I pulled her slowly in against me and held her.

"Would you be able to love the man I'd be if I let you talk me out of it?" I said.

"Oh, fuck you," Susan said and put her face up and I kissed her and she kissed me back so hard that I was grateful I was bigger.

Chapter 51

THE NEXT MORNING, clear eyed, clean shaven, close cropped, and contumescent, I went to see Clint Stapleton again.

He wasn't at his condo. I found him on the indoor practice court at Taft playing against a short red-haired scrambler who kept getting the ball back over the net without looking very good doing it.

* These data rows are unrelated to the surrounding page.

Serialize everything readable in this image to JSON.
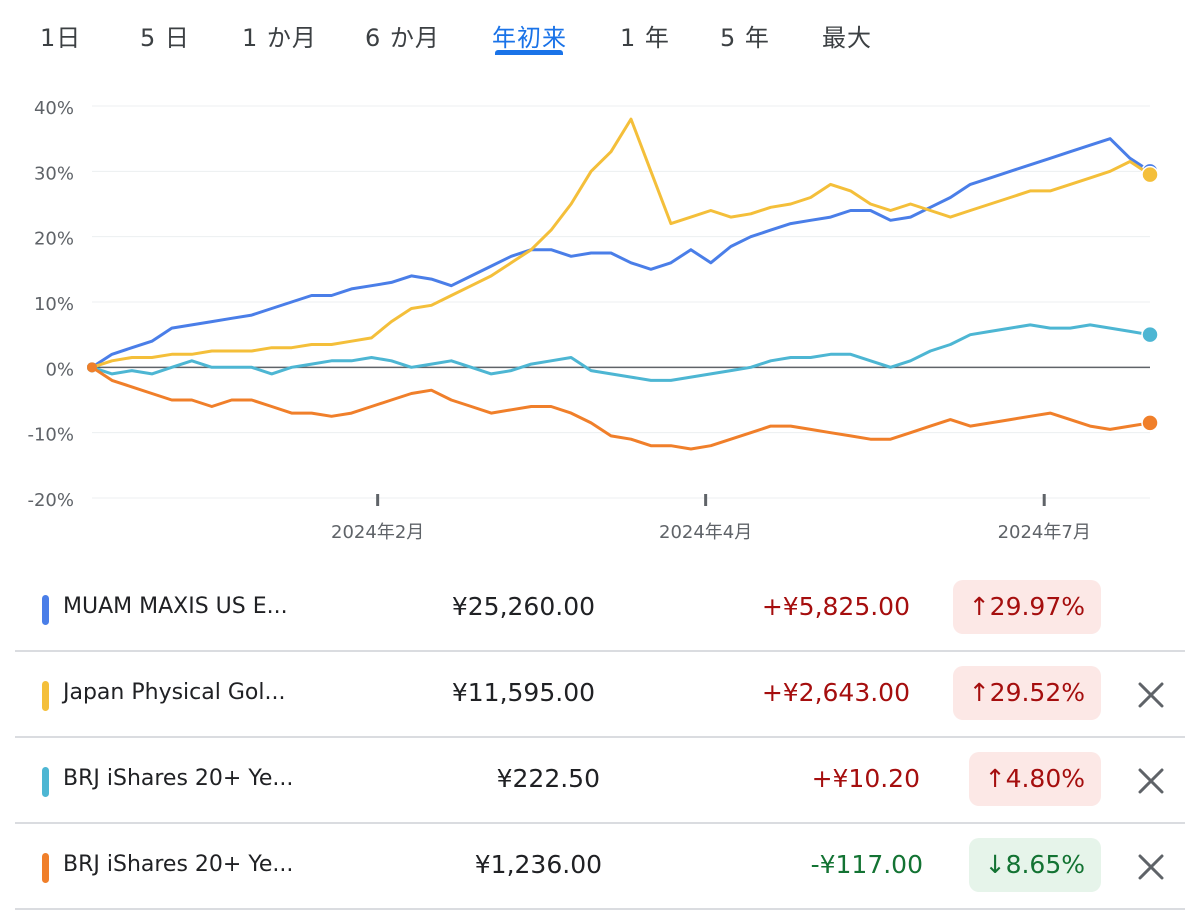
{
  "tabs": [
    {
      "label": "1日"
    },
    {
      "label": "5 日"
    },
    {
      "label": "1 か月"
    },
    {
      "label": "6 か月"
    },
    {
      "label": "年初来",
      "active": true
    },
    {
      "label": "1 年"
    },
    {
      "label": "5 年"
    },
    {
      "label": "最大"
    }
  ],
  "chart_data": {
    "type": "line",
    "yticks": [
      "40%",
      "30%",
      "20%",
      "10%",
      "0%",
      "-10%",
      "-20%"
    ],
    "ylim": [
      -20,
      40
    ],
    "xticks": [
      {
        "label": "2024年2月",
        "pos": 0.27
      },
      {
        "label": "2024年4月",
        "pos": 0.58
      },
      {
        "label": "2024年7月",
        "pos": 0.9
      }
    ],
    "series": [
      {
        "key": "muam",
        "color": "#4a7ee8",
        "end_marker": true,
        "values": [
          0,
          2,
          3,
          4,
          6,
          6.5,
          7,
          7.5,
          8,
          9,
          10,
          11,
          11,
          12,
          12.5,
          13,
          14,
          13.5,
          12.5,
          14,
          15.5,
          17,
          18,
          18,
          17,
          17.5,
          17.5,
          16,
          15,
          16,
          18,
          16,
          18.5,
          20,
          21,
          22,
          22.5,
          23,
          24,
          24,
          22.5,
          23,
          24.5,
          26,
          28,
          29,
          30,
          31,
          32,
          33,
          34,
          35,
          32,
          30
        ]
      },
      {
        "key": "gold",
        "color": "#f4bf3a",
        "end_marker": true,
        "values": [
          0,
          1,
          1.5,
          1.5,
          2,
          2,
          2.5,
          2.5,
          2.5,
          3,
          3,
          3.5,
          3.5,
          4,
          4.5,
          7,
          9,
          9.5,
          11,
          12.5,
          14,
          16,
          18,
          21,
          25,
          30,
          33,
          38,
          30,
          22,
          23,
          24,
          23,
          23.5,
          24.5,
          25,
          26,
          28,
          27,
          25,
          24,
          25,
          24,
          23,
          24,
          25,
          26,
          27,
          27,
          28,
          29,
          30,
          31.5,
          29.5
        ]
      },
      {
        "key": "brj_blue",
        "color": "#4db6d3",
        "end_marker": true,
        "values": [
          0,
          -1,
          -0.5,
          -1,
          0,
          1,
          0,
          0,
          0,
          -1,
          0,
          0.5,
          1,
          1,
          1.5,
          1,
          0,
          0.5,
          1,
          0,
          -1,
          -0.5,
          0.5,
          1,
          1.5,
          -0.5,
          -1,
          -1.5,
          -2,
          -2,
          -1.5,
          -1,
          -0.5,
          0,
          1,
          1.5,
          1.5,
          2,
          2,
          1,
          0,
          1,
          2.5,
          3.5,
          5,
          5.5,
          6,
          6.5,
          6,
          6,
          6.5,
          6,
          5.5,
          5
        ]
      },
      {
        "key": "brj_orange",
        "color": "#f07f2a",
        "end_marker": true,
        "values": [
          0,
          -2,
          -3,
          -4,
          -5,
          -5,
          -6,
          -5,
          -5,
          -6,
          -7,
          -7,
          -7.5,
          -7,
          -6,
          -5,
          -4,
          -3.5,
          -5,
          -6,
          -7,
          -6.5,
          -6,
          -6,
          -7,
          -8.5,
          -10.5,
          -11,
          -12,
          -12,
          -12.5,
          -12,
          -11,
          -10,
          -9,
          -9,
          -9.5,
          -10,
          -10.5,
          -11,
          -11,
          -10,
          -9,
          -8,
          -9,
          -8.5,
          -8,
          -7.5,
          -7,
          -8,
          -9,
          -9.5,
          -9,
          -8.5
        ]
      }
    ]
  },
  "holdings": [
    {
      "name": "MUAM MAXIS US E...",
      "color": "#4a7ee8",
      "price": "¥25,260.00",
      "change": "+¥5,825.00",
      "direction": "up",
      "arrow": "↑",
      "pct": "29.97%",
      "removable": false
    },
    {
      "name": "Japan Physical Gol...",
      "color": "#f4bf3a",
      "price": "¥11,595.00",
      "change": "+¥2,643.00",
      "direction": "up",
      "arrow": "↑",
      "pct": "29.52%",
      "removable": true
    },
    {
      "name": "BRJ iShares 20+ Ye...",
      "color": "#4db6d3",
      "price": "¥222.50",
      "change": "+¥10.20",
      "direction": "up",
      "arrow": "↑",
      "pct": "4.80%",
      "removable": true
    },
    {
      "name": "BRJ iShares 20+ Ye...",
      "color": "#f07f2a",
      "price": "¥1,236.00",
      "change": "-¥117.00",
      "direction": "down",
      "arrow": "↓",
      "pct": "8.65%",
      "removable": true
    }
  ]
}
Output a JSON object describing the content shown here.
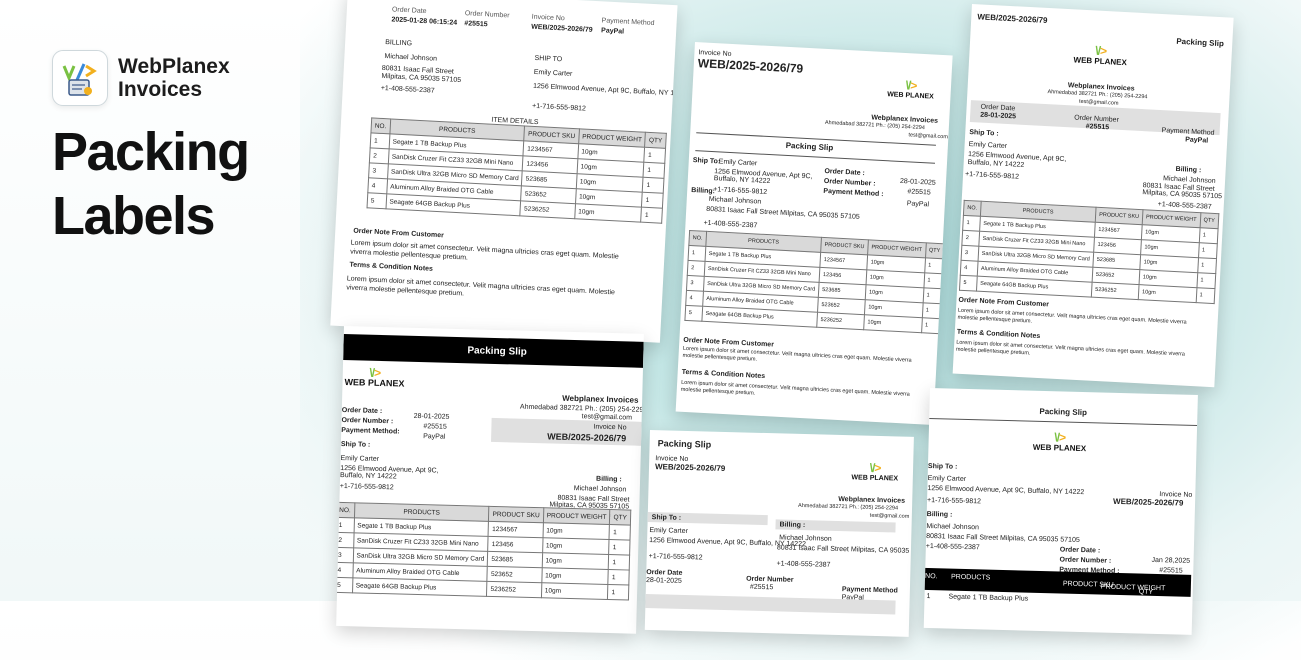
{
  "brand": {
    "name_line1": "WebPlanex",
    "name_line2": "Invoices"
  },
  "hero": {
    "line1": "Packing",
    "line2": "Labels"
  },
  "colors": {
    "accent_green": "#7ac143",
    "accent_blue": "#3b8ad9",
    "accent_yellow": "#f2b01e",
    "teal_bg": "#a9dada"
  },
  "common": {
    "packing_slip": "Packing Slip",
    "logo_text": "WEB PLANEX",
    "company": "Webplanex Invoices",
    "address": "Ahmedabad 382721 Ph.: (205) 254-2294",
    "email": "test@gmail.com",
    "invoice_no_label": "Invoice No",
    "invoice_no": "WEB/2025-2026/79",
    "order_date_label": "Order Date",
    "order_date_label_colon": "Order Date :",
    "order_number_label": "Order Number",
    "order_number_label_colon": "Order Number :",
    "payment_method_label": "Payment Method",
    "payment_method_label_colon": "Payment Method :",
    "payment_method_label_colon2": "Payment Method:",
    "order_date": "28-01-2025",
    "order_date_alt": "Jan 28,2025",
    "order_datetime": "2025-01-28 06:15:24",
    "order_number": "#25515",
    "payment_method": "PayPal",
    "billing_label": "BILLING",
    "billing_label2": "Billing :",
    "billing_label3": "Billing:",
    "ship_label": "SHIP TO",
    "ship_label2": "Ship To :",
    "ship_label3": "Ship To:",
    "billing_name": "Michael Johnson",
    "billing_addr1": "80831 Isaac Fall Street",
    "billing_addr2": "Milpitas, CA 95035 57105",
    "billing_addr_full": "80831 Isaac Fall Street Milpitas, CA 95035 57105",
    "billing_phone": "+1-408-555-2387",
    "ship_name": "Emily Carter",
    "ship_addr": "1256 Elmwood Avenue, Apt 9C, Buffalo, NY 14222",
    "ship_addr1": "1256 Elmwood Avenue, Apt 9C,",
    "ship_addr2": "Buffalo, NY 14222",
    "ship_phone": "+1-716-555-9812",
    "item_details": "ITEM DETAILS",
    "col_no": "NO.",
    "col_products": "PRODUCTS",
    "col_sku": "PRODUCT SKU",
    "col_weight": "PRODUCT WEIGHT",
    "col_qty": "QTY",
    "note_title": "Order Note From Customer",
    "terms_title": "Terms & Condition Notes",
    "lorem": "Lorem ipsum dolor sit amet consectetur. Velit magna ultricies cras eget quam. Molestie viverra molestie pellentesque pretium."
  },
  "items": [
    {
      "no": "1",
      "product": "Segate 1 TB Backup Plus",
      "sku": "1234567",
      "weight": "10gm",
      "qty": "1"
    },
    {
      "no": "2",
      "product": "SanDisk Cruzer Fit CZ33 32GB Mini Nano",
      "sku": "123456",
      "weight": "10gm",
      "qty": "1"
    },
    {
      "no": "3",
      "product": "SanDisk Ultra 32GB Micro SD Memory Card",
      "sku": "523685",
      "weight": "10gm",
      "qty": "1"
    },
    {
      "no": "4",
      "product": "Aluminum Alloy Braided OTG Cable",
      "sku": "523652",
      "weight": "10gm",
      "qty": "1"
    },
    {
      "no": "5",
      "product": "Seagate 64GB Backup Plus",
      "sku": "5236252",
      "weight": "10gm",
      "qty": "1"
    }
  ]
}
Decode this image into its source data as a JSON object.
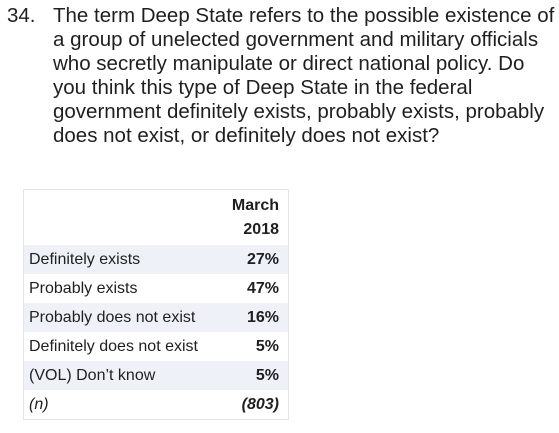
{
  "question": {
    "number": "34.",
    "text": "The term Deep State refers to the possible existence of a group of unelected government and military officials who secretly manipulate or direct national policy. Do you think this type of Deep State in the federal government definitely exists, probably exists, probably does not exist, or definitely does not exist?"
  },
  "table": {
    "header": {
      "line1": "March",
      "line2": "2018"
    },
    "rows": [
      {
        "label": "Definitely exists",
        "value": "27%"
      },
      {
        "label": "Probably exists",
        "value": "47%"
      },
      {
        "label": "Probably does not exist",
        "value": "16%"
      },
      {
        "label": "Definitely does not exist",
        "value": "5%"
      },
      {
        "label": "(VOL) Don’t know",
        "value": "5%"
      },
      {
        "label": "(n)",
        "value": "(803)"
      }
    ]
  },
  "colors": {
    "row_shade": "#eef2f8",
    "border": "#e4e4e4",
    "text": "#1f1f1f"
  }
}
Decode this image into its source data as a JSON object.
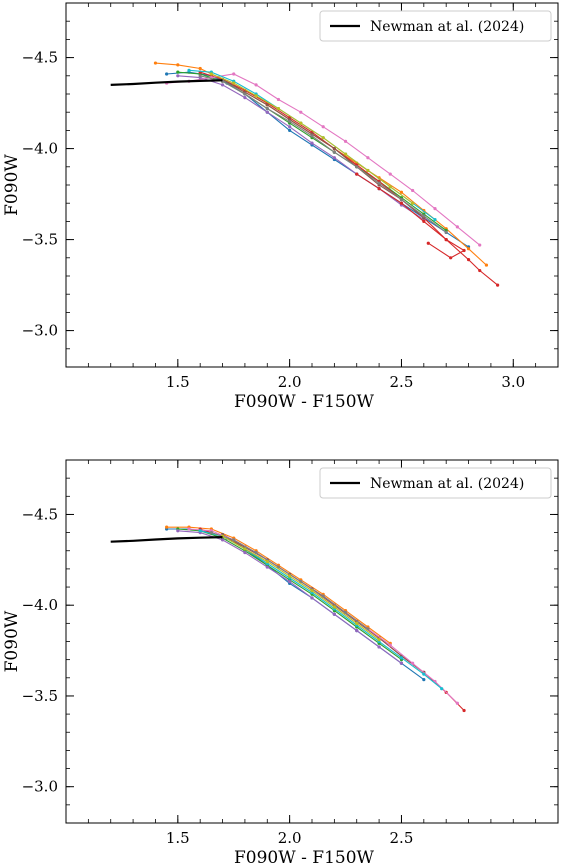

The tennis coach was watching them closely, and maybe ten undergraduates were in the stands. Stapleton had graduated from Taft last June while I was fighting the hill in Santa Barbara, but he'd redshirted his first two years and had another year of eligibility left. And, according to my research, his coaches didn't feel he was ready yet for the pro tour. Stapleton's game was serve and volley, and he looked overpowering. Except the red-haired kid kept returning his serve and lobbing Stapleton's volleys to push him back to the base line. It was annoying Stapleton. He kept hitting the ball harder, and the kid kept getting to it and getting his racquet on it and getting it back over the net. Sometimes he'd hit it on the rim of the racquet. Sometimes it would come back over the net like a damaged pigeon. But he kept getting it back and Stapleton kept hitting it harder. And the harder he hit it, the more erratic he became. They played three games while I watched. The red-haired kid held serve in the second one, and broke Stapleton's serve in the third. Stapleton doublefaulted on the game point and threw his racquet straight up into the air. It arced nearly to the top of the arena and fell clattering on the composition court five feet from the red-haired kid, who was grinning. I stood in the shadow of the stands for a while and watched.